The Marcellus Shale in Pennsylvania is generally divided into two regions, the northeast and the southwest, but increasingly the stretch of fairway between those regions is gaining prominence.

While statewide shale production jumped 60% between the end of 2010 and the beginning of 2011 (see Shale Daily, Aug. 17), it tripled in neighboring Clearfield, Centre and Clinton counties in central Pennsylvania to 15.9 Bcf in the first six months of 2011 from 5.2 Bcf in the last six months of 2010.

And the activity is not confined to those counties. Between January and July of 2009, the Pennsylvania Department of Environmental Protection (DEP) issued 10 permits in nearby Elk and Jefferson counties and operators reported drilling two wells. During the same period this year, the DEP issued 93 permits and operators reported drilling 26 wells.

Counties in the northeastern and southwestern parts of the state also saw large production increases in the first six months of 2011 over the last six months of 2010, according to the DEP. In the northeast, Bradford County's production increased from 65.8 Bcfe to 117.6 Bcfe, while Susquehanna County increased from 60.8 Bcfe to 82.9 Bcfe. In the southwest, Greene County jumped from 31.8 Bcfe to 51.1 Bcfe and Washington County increased from 35.5 Bcfe to 48.4 Bcfe.

The most active companies in the region include well known names like EOG Resources Inc., Seneca Resources Corp., Anadarko Petroleum Corp., EXCO Resources Inc. and Williams Companies Inc.

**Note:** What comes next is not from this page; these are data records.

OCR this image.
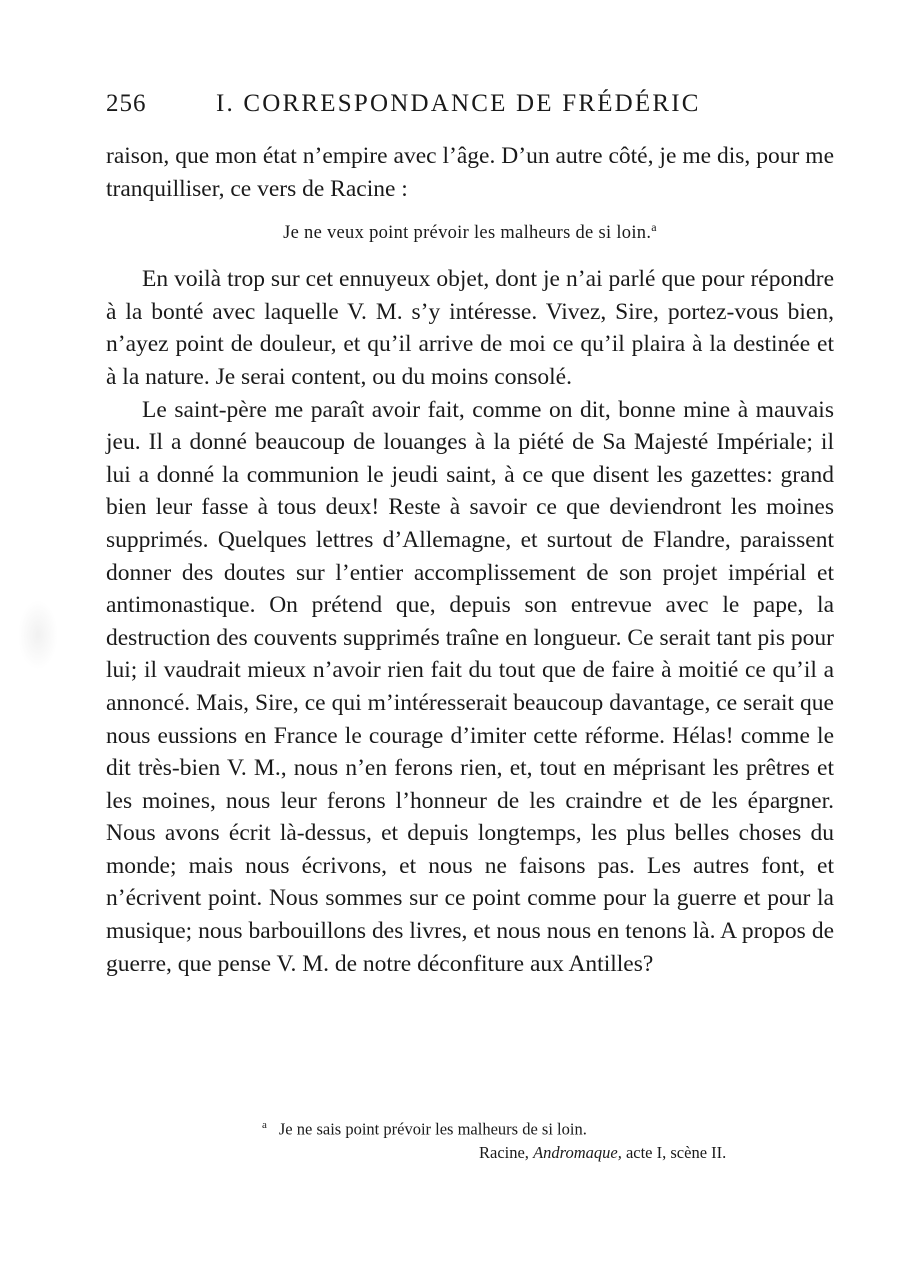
256	I. CORRESPONDANCE DE FRÉDÉRIC

raison, que mon état n’empire avec l’âge. D’un autre côté, je me dis, pour me tranquilliser, ce vers de Racine :

Je ne veux point prévoir les malheurs de si loin.$^a$

En voilà trop sur cet ennuyeux objet, dont je n’ai parlé que pour répondre à la bonté avec laquelle V. M. s’y intéresse. Vivez, Sire, portez-vous bien, n’ayez point de douleur, et qu’il arrive de moi ce qu’il plaira à la destinée et à la nature. Je serai content, ou du moins consolé.

Le saint-père me paraît avoir fait, comme on dit, bonne mine à mauvais jeu. Il a donné beaucoup de louanges à la piété de Sa Majesté Impériale; il lui a donné la communion le jeudi saint, à ce que disent les gazettes: grand bien leur fasse à tous deux! Reste à savoir ce que deviendront les moines supprimés. Quelques lettres d’Allemagne, et surtout de Flandre, paraissent donner des doutes sur l’entier accomplissement de son projet impérial et antimonastique. On prétend que, depuis son entrevue avec le pape, la destruction des couvents supprimés traîne en longueur. Ce serait tant pis pour lui; il vaudrait mieux n’avoir rien fait du tout que de faire à moitié ce qu’il a annoncé. Mais, Sire, ce qui m’intéresserait beaucoup davantage, ce serait que nous eussions en France le courage d’imiter cette réforme. Hélas! comme le dit très-bien V. M., nous n’en ferons rien, et, tout en méprisant les prêtres et les moines, nous leur ferons l’honneur de les craindre et de les épargner. Nous avons écrit là-dessus, et depuis longtemps, les plus belles choses du monde; mais nous écrivons, et nous ne faisons pas. Les autres font, et n’écrivent point. Nous sommes sur ce point comme pour la guerre et pour la musique; nous barbouillons des livres, et nous nous en tenons là. A propos de guerre, que pense V. M. de notre déconfiture aux Antilles?

$^a$ Je ne sais point prévoir les malheurs de si loin.

Racine, Andromaque, acte I, scène II.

In addition to its 50,000 acres in prolific Bradford County in northeastern Pennsylvania, EOG operates on 160,000 acres in Clearfield and Elk counties through a 50/50 joint venture with Seneca. The companies drilled 15 wells on their acreage in 2010 using a new "high-rate" completion strategy and the early results show that while central Pennsylvania lags behind northeastern Pennsylvania, it is still promising.

EOG reported initial production (IP) rates between 7 MMcf/d and 9 MMcf/d from its wells in Clearfield and Elk counties, compared to IP rates between 10 MMcf/d and 15 MMcf/d from its Bradford County wells.

And while drilling in each region costs roughly the same amount, about $5 million per well, EOG has an estimated ultimate recovery (EUR) of 4 Bcf per well in Bradford compared to 3.5 Bcf in Clearfield and Elk. As a result, EOG estimates that it can earn a 40% rate of return in Bradford, compared to a 30% rate of return in Clearfield. Those results, though, are better than expected, according to EOG CEO Mark Papa.

"As more data becomes available, our perception of the Marcellus has improved," Papa said in an earnings call in February. "Data to date had indicated two sweet spots, one in the southwest near Pittsburgh and one in north central Pennsylvania in the Bradford County area near the Pennsylvania-New York state line. It was thought that the area between these sweet spots was of lesser quality, but our Clearfield County results indicate at least a portion of the intervening acreage is excellent."

He added that those early drilling results suggested "a trend of good gas productivity all the way from the New York state line down to Pittsburgh" that would require additional drilling to prove up.

Details remain scarce from other companies, but interest remains strong.

EXCO now holds about 55,000 net acres in its "Central Development Area" over Jefferson and neighboring Armstrong counties, and plans to drill about 18 wells in that general area this year. The company produced nearly 1 Bcf from 11 wells in Centre County during the first half of the year.

EXCO and its long-standing joint venture partner, BG Group plc, also bought acreage in Jefferson and nearby Clarion counties for $82 million in March, which CEO Douglas Miller called "a cheap deal." The company plans to drill as many as eight appraisal wells on its central Pennsylvania acreage this year.

While EXCO and EOG are drawing distinctions between their northeastern and central Pennsylvania acreage, Anadarko appears to be focusing on its acreage as a single unit (see Shale Daily, June 16).

Anadarko holds about 90 permits in Clinton and 39 permits in Centre. Through the first six months of the year the company produced 5.7 Bcf from 19 wells in Clinton, the entirety of the production from that county, and 1 Bcf from four wells in Centre, more than half of the total production from that county.

Those projects and others in the region could benefit soon from a midstream project proposed by National Fuel Gas Supply Corp., a subsidiary of National Fuel Gas Co., the parent company of Seneca.

The West-to-East Project would include 82 miles of pipeline through Elk, Jefferson, Clearfield, Cameron and Clinton counties, as well as two compressor stations. It would transport 425 MMcf/d of Marcellus gas to a market center in Leidy, PA. National Fuel Gas Supply hopes to bring the system online in late 2013 or 2014.